So would a lot of large content publishers. Apparently advertising revenue isn't satisfying their needs yet.
I believe you are referring to indirect ways of generating revenue, but recently, publishers seem to be heading more towards direct monetization models. Some examples: News Corp. is giving it a shot with The Daily, the television networks are working with Hulu Plus and the music labels have been selling through iTunes for a while.
Hope I've interpreted your comment correctly, but as far as I know, outside of direct advertisements and collecting data on users that can be sold, there is currently no proven/successful model for monetizing free content.
To speculate, some sort of Gillette model could have potential, but I think it's currently difficult to understand a consumers intent and the types of "add-ons" they would be willing to pay for. Perhaps hard copies of the content that contain something original &/or personalized would have value.
I wish more sites would add a Web Monetization tag so that I can support them passively with my Coil subscription. They will earn more from the time I spend on their sites than from viewing the ads.
Or micropayments :) I understand the aversion to ads but content creators(journalist, musicians, artists, programmers creating oss, etc) and the web as a whole produces useful stuff, it would be good to find a business model which supports them.
However, Micropayments are not the only alternative to Advertising, subscriptions are another choice which only need to be done once rather than repeatedly.

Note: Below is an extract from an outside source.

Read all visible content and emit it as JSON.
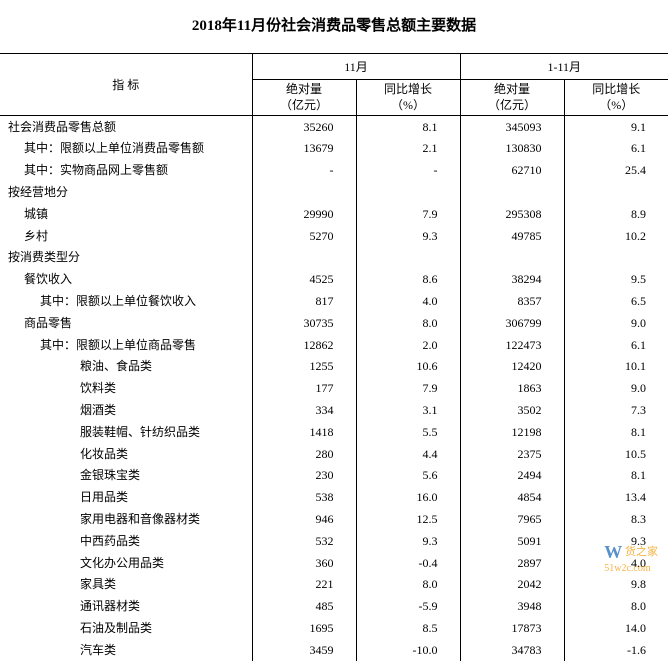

I'd like to see more site offer an ad-free subscription, in the way that Ars Technica or reddit do, to allow for an alternative to using ads to support content I'm interested in.

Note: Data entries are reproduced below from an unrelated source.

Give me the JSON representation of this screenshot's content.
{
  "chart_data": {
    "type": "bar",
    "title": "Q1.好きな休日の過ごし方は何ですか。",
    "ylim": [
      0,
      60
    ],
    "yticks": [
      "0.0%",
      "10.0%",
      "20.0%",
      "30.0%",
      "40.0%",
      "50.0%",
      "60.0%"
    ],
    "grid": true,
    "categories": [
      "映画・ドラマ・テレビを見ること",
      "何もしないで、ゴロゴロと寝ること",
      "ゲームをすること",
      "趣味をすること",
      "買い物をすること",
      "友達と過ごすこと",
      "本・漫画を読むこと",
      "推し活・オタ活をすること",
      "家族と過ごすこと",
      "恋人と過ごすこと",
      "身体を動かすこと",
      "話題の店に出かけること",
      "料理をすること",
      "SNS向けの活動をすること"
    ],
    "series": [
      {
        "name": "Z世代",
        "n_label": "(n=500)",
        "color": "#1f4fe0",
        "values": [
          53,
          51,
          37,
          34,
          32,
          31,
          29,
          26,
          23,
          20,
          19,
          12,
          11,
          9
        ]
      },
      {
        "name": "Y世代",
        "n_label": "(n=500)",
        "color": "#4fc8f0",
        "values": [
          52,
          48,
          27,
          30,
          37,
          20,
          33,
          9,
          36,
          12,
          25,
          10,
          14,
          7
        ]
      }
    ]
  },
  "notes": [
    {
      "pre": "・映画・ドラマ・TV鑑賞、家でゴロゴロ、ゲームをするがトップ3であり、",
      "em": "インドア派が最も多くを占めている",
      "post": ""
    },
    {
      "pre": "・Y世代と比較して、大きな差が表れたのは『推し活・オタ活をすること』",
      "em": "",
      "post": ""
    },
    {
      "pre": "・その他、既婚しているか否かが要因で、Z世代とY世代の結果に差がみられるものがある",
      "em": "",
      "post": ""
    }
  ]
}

Patreon has an interesting model for creative content and one which I think will work for content producers who already have a good fan base.

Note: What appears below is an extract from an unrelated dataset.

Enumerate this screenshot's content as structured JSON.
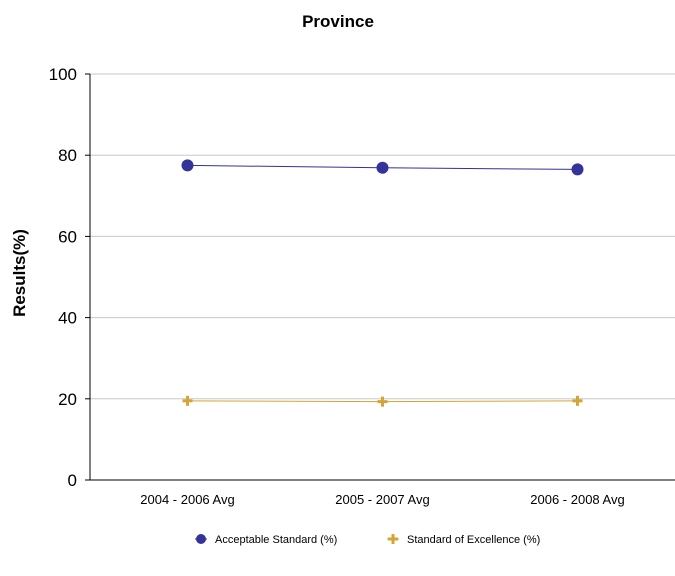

How sites would make money? I'm not really thinking about that too much right now, but I suppose sites could do all the usual things they do with the current web (advertising, accepting payments via credit card gateways, Bitcoin, Patreon, etc). It doesn't have to be an all-or-nothing proposition and it certainly isn't to me. Some functionality will still require a centralized service?, just not the entire thing.
Monetization of content is a business opportunity waiting to happen. Something like a network where you put, I dunno $10 per month and every article you read is charged for $0.10, as an example. Or unlimited during the month for $1
If news sites can allow us to Tweet or Fb an article it might be possible to 'coin' an article as well in a seamless manner
Google tried something like that called Google Contributor back in 2017. You could basically just put money in an account, and instead of advertisers buying ads for whatever site you were on, it just took that same money from you and gave it to that site. Honestly a pretty elegant system, but I can kind of picture why it wouldn't have worked out.
There are other ways to fund content that doesn’t involve slapping a bunch of third party trackers and running retargetted display ads.
Some examples other than subscriptions would be sponsored content and creating a product such as an ebook or selling products that are related to your content.